“Palmerworm,” also known as “BlackTech,” have been engaging in cyber-espionage since August 2019, using a combination of novel malware tools and standard living-off-the-land methods. According to a detailed report published by Symantec’s Threat Hunter Team, the particular group of actors was interested in compromising financial and media companies in Japan, China, Taiwan, and the United States.
Palmerworm has been around since 2013, so seeing them use custom malware isn’t a surprise. This is a sophisticated, experienced, and capable actor, yet Symantec managed to collect the crumbs left behind. The tools used by Palmerworm in the most recent campaign are backdoors named “Consock,” “Waship,” “Dalwit,” and “Nomri,” all different from samples collected in the past like “Kivars” and “Pled.”
Moreover, the group is using several legitimate tools and utilities like “Putty” (remote access tool), “PSExec” (lateral movement), “SNScan” (network scanning), and “WinRAR” (archiving and file compression). APT groups can take tools like these and utilize them maliciously, which constitutes an integral part of the living-off-the-land approach.
For signing their payloads, Palmerworm uses stolen code-signing certificates, so everything appears legitimate and is unlikely to raise security flags.
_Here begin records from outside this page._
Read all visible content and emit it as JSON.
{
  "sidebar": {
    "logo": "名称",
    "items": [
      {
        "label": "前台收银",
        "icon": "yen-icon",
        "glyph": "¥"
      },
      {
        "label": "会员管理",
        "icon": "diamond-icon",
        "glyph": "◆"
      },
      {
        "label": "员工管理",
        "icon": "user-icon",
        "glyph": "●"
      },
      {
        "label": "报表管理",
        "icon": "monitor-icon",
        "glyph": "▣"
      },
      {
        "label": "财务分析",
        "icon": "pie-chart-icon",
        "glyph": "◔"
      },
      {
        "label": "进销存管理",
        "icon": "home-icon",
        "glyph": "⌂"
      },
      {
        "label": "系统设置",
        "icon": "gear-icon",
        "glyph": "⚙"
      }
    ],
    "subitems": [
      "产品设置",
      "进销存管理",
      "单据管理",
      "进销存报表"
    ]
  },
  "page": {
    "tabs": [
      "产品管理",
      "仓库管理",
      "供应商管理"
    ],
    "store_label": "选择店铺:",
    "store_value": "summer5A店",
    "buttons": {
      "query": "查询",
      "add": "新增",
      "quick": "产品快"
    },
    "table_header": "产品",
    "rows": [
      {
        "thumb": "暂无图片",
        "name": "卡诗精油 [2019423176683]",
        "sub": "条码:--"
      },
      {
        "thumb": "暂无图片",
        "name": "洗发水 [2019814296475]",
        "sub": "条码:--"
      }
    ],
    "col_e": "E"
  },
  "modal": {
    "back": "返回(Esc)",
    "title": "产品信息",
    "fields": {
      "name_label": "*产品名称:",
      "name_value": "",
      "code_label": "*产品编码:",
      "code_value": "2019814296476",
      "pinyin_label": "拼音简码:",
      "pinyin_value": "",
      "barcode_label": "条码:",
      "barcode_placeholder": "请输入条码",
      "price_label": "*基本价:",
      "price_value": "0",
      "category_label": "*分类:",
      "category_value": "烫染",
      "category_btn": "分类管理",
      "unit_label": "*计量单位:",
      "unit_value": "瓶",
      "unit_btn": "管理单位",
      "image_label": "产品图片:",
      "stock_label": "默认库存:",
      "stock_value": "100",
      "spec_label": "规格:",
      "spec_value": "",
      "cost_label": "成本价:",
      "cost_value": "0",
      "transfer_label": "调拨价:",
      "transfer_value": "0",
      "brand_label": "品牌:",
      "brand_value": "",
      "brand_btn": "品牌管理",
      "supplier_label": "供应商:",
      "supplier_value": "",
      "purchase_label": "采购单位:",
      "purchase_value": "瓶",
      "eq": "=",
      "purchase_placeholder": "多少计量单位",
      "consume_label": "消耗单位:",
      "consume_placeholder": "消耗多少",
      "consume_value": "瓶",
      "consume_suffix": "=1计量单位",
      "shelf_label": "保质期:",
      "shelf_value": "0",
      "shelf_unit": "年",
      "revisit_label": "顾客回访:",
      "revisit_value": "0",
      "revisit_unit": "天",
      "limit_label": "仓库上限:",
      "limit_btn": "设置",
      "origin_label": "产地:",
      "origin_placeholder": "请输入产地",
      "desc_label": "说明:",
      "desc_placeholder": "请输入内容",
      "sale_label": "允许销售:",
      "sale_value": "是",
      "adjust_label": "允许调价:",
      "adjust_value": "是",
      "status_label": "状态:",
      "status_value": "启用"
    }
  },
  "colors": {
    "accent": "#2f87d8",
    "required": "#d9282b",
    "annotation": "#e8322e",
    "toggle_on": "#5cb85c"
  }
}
This is something that this particular group of actors is known for doing from past attacks. Another well-documented activity of BlackTech that also appears in the most recent campaign is to spear-phish the target companies’ employees to gain access to their corporate networks.
The thing that gave away Palmerworm and enabled Symantec to derive a confident attribution is the use of infrastructure that has been previously linked with the group. As for where the group is based and who backs them, this still is a question. Taiwanese officials have recently stated that the Chinese government backs BlackTech and that they are one of the two groups attempting to penetrate the country’s crucial industrial and core administrative organizations.
In the recently recorded campaign, the two main targets from Taiwan were a media company and a finance firm. The former remained compromised for more than a full year, while the latter had Palmerworm movement in its network for a couple of months. The third target from Taiwan was an electronics company that was briefly spied upon by the hackers in March 2020.
Besides Taiwan, BlackTech maintained a lengthy presence on the networks of a construction company in China and also an unknown company in the United States. An engineering firm in Japan was also fleetingly penetrated.